Submitted to: National Entomological Society of America Annual Meeting
Publication Type: Abstract Only
Publication Acceptance Date: 6/24/2004
Publication Date: 11/15/2004
Citation: Shelby, K., Popham, H.J. 2004. The role of plasma phenoloxidase in resistance of heliothis virescens larvae to baculovirus infection [abstract]. National Entomological Society of America Annual Meeting p. 118.

Interpretive Summary:

Technical Abstract: Heliothis virescens larval plasma contains high levels of an antiviral activity against Helicoverpa zea single nucleopolyhedrovirus (HzSNPV) budded virus in vitro. Preliminary results indicated that phenoloxidase is primarily responsible for this virucidal effect. However it is known that other enzymes which generate antimicrobial reactive oxygen intermediates and reactive nitrogen intermediates are present in hemolymph which could contribute to the observed virucidal activity.
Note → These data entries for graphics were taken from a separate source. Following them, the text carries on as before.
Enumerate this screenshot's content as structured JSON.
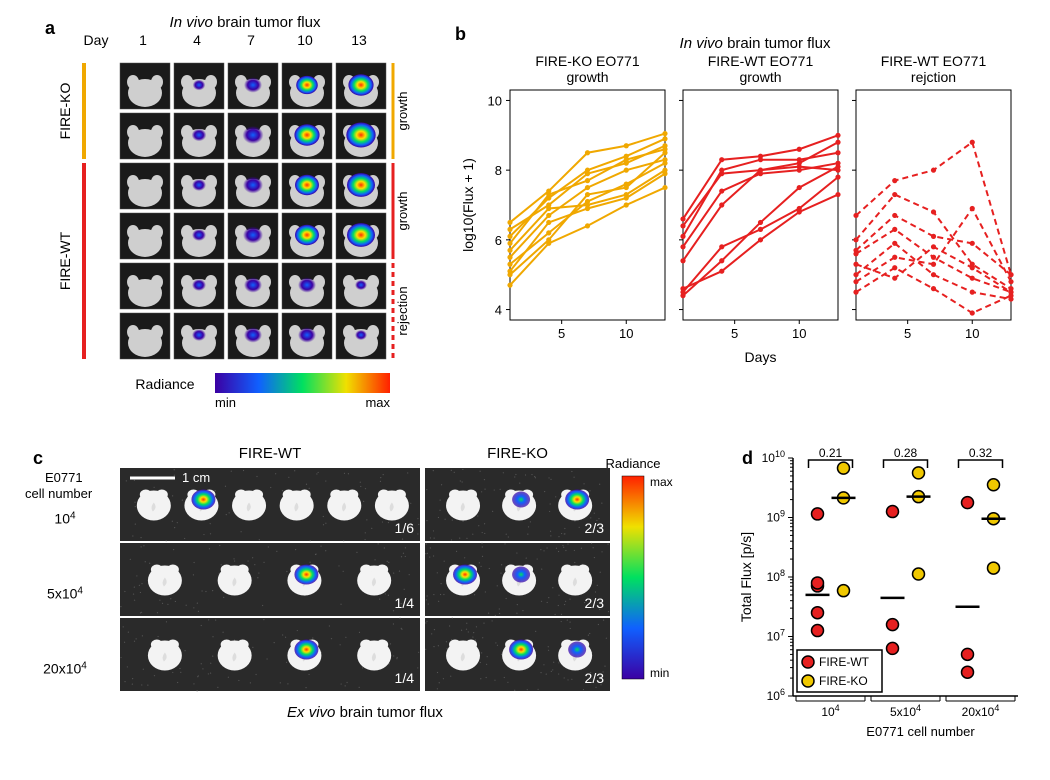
{
  "labels": {
    "a": "a",
    "b": "b",
    "c": "c",
    "d": "d"
  },
  "panelA": {
    "title": "In vivo  brain tumor flux",
    "dayLabel": "Day",
    "days": [
      "1",
      "4",
      "7",
      "10",
      "13"
    ],
    "groups": [
      {
        "name": "FIRE-KO",
        "barColor": "#f0a800",
        "rows": [
          {
            "side": "growth"
          },
          {
            "side": "growth"
          }
        ]
      },
      {
        "name": "FIRE-WT",
        "barColor": "#e62020",
        "rows": [
          {
            "side": "growth"
          },
          {
            "side": "growth"
          },
          {
            "side": "rejection",
            "dashed": true
          },
          {
            "side": "rejection",
            "dashed": true
          }
        ]
      }
    ],
    "colorbar": {
      "label": "Radiance",
      "min": "min",
      "max": "max",
      "stops": [
        {
          "o": 0,
          "c": "#3b00a3"
        },
        {
          "o": 0.25,
          "c": "#1060ff"
        },
        {
          "o": 0.5,
          "c": "#00e060"
        },
        {
          "o": 0.75,
          "c": "#f0e000"
        },
        {
          "o": 1,
          "c": "#ff2000"
        }
      ]
    }
  },
  "panelB": {
    "title": "In vivo brain tumor flux",
    "ylabel": "log10(Flux + 1)",
    "xlabel": "Days",
    "yticks": [
      4,
      6,
      8,
      10
    ],
    "xticks": [
      5,
      10
    ],
    "xlim": [
      1,
      13
    ],
    "ylim": [
      3.7,
      10.3
    ],
    "subplots": [
      {
        "title": "FIRE-KO EO771\ngrowth",
        "color": "#f0a800",
        "dashed": false,
        "series": [
          [
            [
              1,
              6.5
            ],
            [
              4,
              7.4
            ],
            [
              7,
              8.5
            ],
            [
              10,
              8.7
            ],
            [
              13,
              9.05
            ]
          ],
          [
            [
              1,
              6.1
            ],
            [
              4,
              7.2
            ],
            [
              7,
              8.0
            ],
            [
              10,
              8.4
            ],
            [
              13,
              8.9
            ]
          ],
          [
            [
              1,
              6.3
            ],
            [
              4,
              7.0
            ],
            [
              7,
              7.9
            ],
            [
              10,
              8.2
            ],
            [
              13,
              8.7
            ]
          ],
          [
            [
              1,
              5.9
            ],
            [
              4,
              7.3
            ],
            [
              7,
              7.7
            ],
            [
              10,
              8.3
            ],
            [
              13,
              8.6
            ]
          ],
          [
            [
              1,
              5.5
            ],
            [
              4,
              6.7
            ],
            [
              7,
              7.5
            ],
            [
              10,
              8.0
            ],
            [
              13,
              8.3
            ]
          ],
          [
            [
              1,
              5.3
            ],
            [
              4,
              6.2
            ],
            [
              7,
              7.1
            ],
            [
              10,
              7.6
            ],
            [
              13,
              8.2
            ]
          ],
          [
            [
              1,
              5.7
            ],
            [
              4,
              6.9
            ],
            [
              7,
              7.0
            ],
            [
              10,
              7.3
            ],
            [
              13,
              8.0
            ]
          ],
          [
            [
              1,
              5.1
            ],
            [
              4,
              6.5
            ],
            [
              7,
              6.9
            ],
            [
              10,
              7.2
            ],
            [
              13,
              7.9
            ]
          ],
          [
            [
              1,
              4.7
            ],
            [
              4,
              5.9
            ],
            [
              7,
              6.4
            ],
            [
              10,
              7.0
            ],
            [
              13,
              7.5
            ]
          ],
          [
            [
              1,
              5.0
            ],
            [
              4,
              6.0
            ],
            [
              7,
              7.3
            ],
            [
              10,
              7.5
            ],
            [
              13,
              8.5
            ]
          ]
        ]
      },
      {
        "title": "FIRE-WT EO771\ngrowth",
        "color": "#e62020",
        "dashed": false,
        "series": [
          [
            [
              1,
              6.6
            ],
            [
              4,
              8.3
            ],
            [
              7,
              8.4
            ],
            [
              10,
              8.6
            ],
            [
              13,
              9.0
            ]
          ],
          [
            [
              1,
              6.4
            ],
            [
              4,
              7.9
            ],
            [
              7,
              8.0
            ],
            [
              10,
              8.2
            ],
            [
              13,
              8.8
            ]
          ],
          [
            [
              1,
              6.1
            ],
            [
              4,
              8.0
            ],
            [
              7,
              8.3
            ],
            [
              10,
              8.3
            ],
            [
              13,
              8.5
            ]
          ],
          [
            [
              1,
              5.4
            ],
            [
              4,
              7.0
            ],
            [
              7,
              8.0
            ],
            [
              10,
              8.1
            ],
            [
              13,
              8.0
            ]
          ],
          [
            [
              1,
              4.4
            ],
            [
              4,
              5.4
            ],
            [
              7,
              6.5
            ],
            [
              10,
              7.5
            ],
            [
              13,
              8.1
            ]
          ],
          [
            [
              1,
              4.6
            ],
            [
              4,
              5.1
            ],
            [
              7,
              6.0
            ],
            [
              10,
              6.8
            ],
            [
              13,
              7.3
            ]
          ],
          [
            [
              1,
              4.5
            ],
            [
              4,
              5.8
            ],
            [
              7,
              6.3
            ],
            [
              10,
              6.9
            ],
            [
              13,
              7.8
            ]
          ],
          [
            [
              1,
              5.8
            ],
            [
              4,
              7.4
            ],
            [
              7,
              7.9
            ],
            [
              10,
              8.0
            ],
            [
              13,
              8.2
            ]
          ]
        ]
      },
      {
        "title": "FIRE-WT EO771\nrejction",
        "color": "#e62020",
        "dashed": true,
        "series": [
          [
            [
              1,
              6.7
            ],
            [
              4,
              7.7
            ],
            [
              7,
              8.0
            ],
            [
              10,
              8.8
            ],
            [
              13,
              5.0
            ]
          ],
          [
            [
              1,
              6.0
            ],
            [
              4,
              7.3
            ],
            [
              7,
              6.8
            ],
            [
              10,
              5.3
            ],
            [
              13,
              4.6
            ]
          ],
          [
            [
              1,
              5.6
            ],
            [
              4,
              6.3
            ],
            [
              7,
              5.5
            ],
            [
              10,
              4.9
            ],
            [
              13,
              4.5
            ]
          ],
          [
            [
              1,
              5.0
            ],
            [
              4,
              5.9
            ],
            [
              7,
              5.0
            ],
            [
              10,
              4.5
            ],
            [
              13,
              4.3
            ]
          ],
          [
            [
              1,
              4.8
            ],
            [
              4,
              5.5
            ],
            [
              7,
              5.3
            ],
            [
              10,
              6.9
            ],
            [
              13,
              4.8
            ]
          ],
          [
            [
              1,
              5.3
            ],
            [
              4,
              4.9
            ],
            [
              7,
              5.8
            ],
            [
              10,
              5.2
            ],
            [
              13,
              4.5
            ]
          ],
          [
            [
              1,
              4.5
            ],
            [
              4,
              5.2
            ],
            [
              7,
              4.6
            ],
            [
              10,
              3.9
            ],
            [
              13,
              4.4
            ]
          ],
          [
            [
              1,
              5.7
            ],
            [
              4,
              6.7
            ],
            [
              7,
              6.1
            ],
            [
              10,
              5.9
            ],
            [
              13,
              5.0
            ]
          ]
        ]
      }
    ]
  },
  "panelC": {
    "ylabel": "E0771\ncell number",
    "scalebar": "1 cm",
    "caption": "Ex vivo brain tumor flux",
    "colorbarLabel": "Radiance",
    "cbMin": "min",
    "cbMax": "max",
    "groups": [
      "FIRE-WT",
      "FIRE-KO"
    ],
    "rows": [
      {
        "label": "10",
        "sup": "4",
        "wt": {
          "n": 6,
          "pos": [
            1
          ],
          "hot": 0,
          "frac": "1/6"
        },
        "ko": {
          "n": 3,
          "pos": [
            1,
            2
          ],
          "hot": 1,
          "frac": "2/3"
        }
      },
      {
        "label": "5x10",
        "sup": "4",
        "wt": {
          "n": 4,
          "pos": [
            2
          ],
          "hot": 0,
          "frac": "1/4"
        },
        "ko": {
          "n": 3,
          "pos": [
            0,
            1
          ],
          "hot": 0,
          "frac": "2/3"
        }
      },
      {
        "label": "20x10",
        "sup": "4",
        "wt": {
          "n": 4,
          "pos": [
            2
          ],
          "hot": 0,
          "frac": "1/4"
        },
        "ko": {
          "n": 3,
          "pos": [
            1,
            2
          ],
          "hot": 0,
          "frac": "2/3"
        }
      }
    ]
  },
  "panelD": {
    "ylabel": "Total Flux [p/s]",
    "xlabel": "E0771 cell number",
    "yticks": [
      6,
      7,
      8,
      9,
      10
    ],
    "yticklabels": [
      "10",
      "10",
      "10",
      "10",
      "10"
    ],
    "yticksup": [
      "6",
      "7",
      "8",
      "9",
      "10"
    ],
    "xticks": [
      1,
      2,
      3
    ],
    "xticklabels": [
      "10",
      "5x10",
      "20x10"
    ],
    "xticksup": "4",
    "pvals": [
      "0.21",
      "0.28",
      "0.32"
    ],
    "legend": [
      {
        "name": "FIRE-WT",
        "fill": "#e62020"
      },
      {
        "name": "FIRE-KO",
        "fill": "#f0c800"
      }
    ],
    "series": {
      "wt": {
        "color": "#e62020",
        "points": [
          [
            1,
            9.06
          ],
          [
            1,
            7.85
          ],
          [
            1,
            7.9
          ],
          [
            1,
            7.4
          ],
          [
            1,
            7.1
          ],
          [
            2,
            9.1
          ],
          [
            2,
            7.2
          ],
          [
            2,
            6.8
          ],
          [
            3,
            9.25
          ],
          [
            3,
            6.7
          ],
          [
            3,
            6.4
          ]
        ],
        "medians": [
          [
            1,
            7.7
          ],
          [
            2,
            7.65
          ],
          [
            3,
            7.5
          ]
        ]
      },
      "ko": {
        "color": "#f0c800",
        "points": [
          [
            1,
            9.83
          ],
          [
            1,
            9.33
          ],
          [
            1,
            7.77
          ],
          [
            2,
            9.75
          ],
          [
            2,
            9.35
          ],
          [
            2,
            8.05
          ],
          [
            3,
            9.55
          ],
          [
            3,
            8.98
          ],
          [
            3,
            8.15
          ]
        ],
        "medians": [
          [
            1,
            9.33
          ],
          [
            2,
            9.35
          ],
          [
            3,
            8.98
          ]
        ]
      }
    }
  }
}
To elucidate the contributions of phenoloxidase and other candidate activities to plasma innate immune response against baculovirus infection we have used specific metabolic inhibitors. In vitro the general inhibitors of melanization (N-acetyl cysteine, ascorbate and glutathione), and specific inhibitors of phenoloxidase (phenylthiourea, Kojic acid and Sodium benzoate), completely blocked virucidal activity up to the level seen in controls. Addition of the enzyme catalase to plasma did not affect virucidal activity; however addition of superoxide dismutase exhibited a modest inhibitory effect. Pull-down assays in which plasma phenoloxidase was depleted from samples using increasing concentrations of rabbit polyclonal anti-PO antisera reduced virucidal activity in a concentration dependent manner. Immunoblots confirm that phenoloxidase was removed from plasma by this treatment. Inhibitors of Nitric oxide synthase activity did not affect virucidal activity. Our results confirm that phenoloxidase is the predominate activity in larval plasma accounting for inactivation of HzSNPV in vitro, and that phenoloxidase-dependent superoxide production may contribute to this virucidal activity.